When a material is heated at one end, the atoms at the 'hot' end have more kinetic energy than the atoms at the 'cold' end.
For an n-type material, free electrons are able to diffuse from the hot side to the cold side, thereby generating a potential difference (voltage) across the material which is proportional to the temperature difference across the device.
A similar thing happens to an p-type material, however the signs of the charge carriers and hence voltages are opposite.
The charge carriers in both materials, in effect, carry heat with them from the hot end to the cold end, whilst setting up a voltage at the same time.

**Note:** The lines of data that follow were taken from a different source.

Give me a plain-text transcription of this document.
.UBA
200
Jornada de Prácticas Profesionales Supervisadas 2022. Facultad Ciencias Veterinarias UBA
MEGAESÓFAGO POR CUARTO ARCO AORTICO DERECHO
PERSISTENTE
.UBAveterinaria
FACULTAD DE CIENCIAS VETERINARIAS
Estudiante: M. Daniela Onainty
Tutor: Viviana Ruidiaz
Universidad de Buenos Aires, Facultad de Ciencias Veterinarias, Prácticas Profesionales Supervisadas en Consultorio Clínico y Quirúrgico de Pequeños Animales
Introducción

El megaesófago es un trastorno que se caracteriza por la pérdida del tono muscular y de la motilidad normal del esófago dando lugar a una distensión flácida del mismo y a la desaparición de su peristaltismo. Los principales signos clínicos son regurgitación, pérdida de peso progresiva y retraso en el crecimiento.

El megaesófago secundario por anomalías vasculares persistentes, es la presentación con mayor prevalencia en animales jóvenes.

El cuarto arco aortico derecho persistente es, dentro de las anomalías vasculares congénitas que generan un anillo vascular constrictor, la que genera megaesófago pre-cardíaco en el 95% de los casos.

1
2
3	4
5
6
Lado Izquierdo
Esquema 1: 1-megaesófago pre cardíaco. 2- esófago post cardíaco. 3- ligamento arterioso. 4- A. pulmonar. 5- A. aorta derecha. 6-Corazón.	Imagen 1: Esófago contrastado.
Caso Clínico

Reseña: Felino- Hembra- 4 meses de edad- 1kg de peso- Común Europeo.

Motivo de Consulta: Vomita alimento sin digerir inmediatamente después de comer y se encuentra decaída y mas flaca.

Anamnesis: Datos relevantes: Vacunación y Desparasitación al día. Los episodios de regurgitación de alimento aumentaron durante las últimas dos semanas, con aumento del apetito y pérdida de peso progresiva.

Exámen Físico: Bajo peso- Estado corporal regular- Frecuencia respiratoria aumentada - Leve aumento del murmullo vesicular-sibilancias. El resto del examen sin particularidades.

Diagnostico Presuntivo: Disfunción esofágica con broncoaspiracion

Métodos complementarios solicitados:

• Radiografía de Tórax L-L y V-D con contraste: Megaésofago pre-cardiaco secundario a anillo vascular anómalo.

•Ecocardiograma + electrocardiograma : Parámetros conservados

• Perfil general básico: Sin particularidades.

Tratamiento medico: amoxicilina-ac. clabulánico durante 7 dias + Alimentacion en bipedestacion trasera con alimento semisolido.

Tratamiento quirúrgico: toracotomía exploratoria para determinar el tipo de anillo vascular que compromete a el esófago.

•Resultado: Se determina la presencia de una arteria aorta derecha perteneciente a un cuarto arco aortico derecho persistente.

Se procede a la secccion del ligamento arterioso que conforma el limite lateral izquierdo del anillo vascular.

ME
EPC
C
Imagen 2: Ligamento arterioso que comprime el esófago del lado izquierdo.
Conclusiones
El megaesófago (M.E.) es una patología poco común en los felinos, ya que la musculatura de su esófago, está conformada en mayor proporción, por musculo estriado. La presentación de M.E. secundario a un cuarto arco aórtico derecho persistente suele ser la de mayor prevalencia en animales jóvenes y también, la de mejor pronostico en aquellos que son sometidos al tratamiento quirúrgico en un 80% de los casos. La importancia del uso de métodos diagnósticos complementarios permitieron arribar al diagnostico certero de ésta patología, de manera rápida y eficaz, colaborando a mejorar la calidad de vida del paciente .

If you were to connect an external circuit across the n-type material, heat will be conducted away from the hot junction by the wire itself, so no electricity will flow.
To create a thermoelectric generator, what is needed is to connect both the n-type and p-type material 'back-to-back' with the hot junction, so their voltages are added together, whilst the wires to the external circuit are both connected to terminals at the cold junction, thereby allowing electricity to flow through the external circuit. As long as there is a temperature gradient across the device, there will be a voltage given out across the terminals at the cold junction. Of course, if an external circuit is connected and an electric current flows, heat will need to be added to the hot junction to maintain the flow of electric current.
In practice, there may be hundreds of such junctions connected (electrically in series, thermally in parallel) to generate a 'useable' quantity of electricity.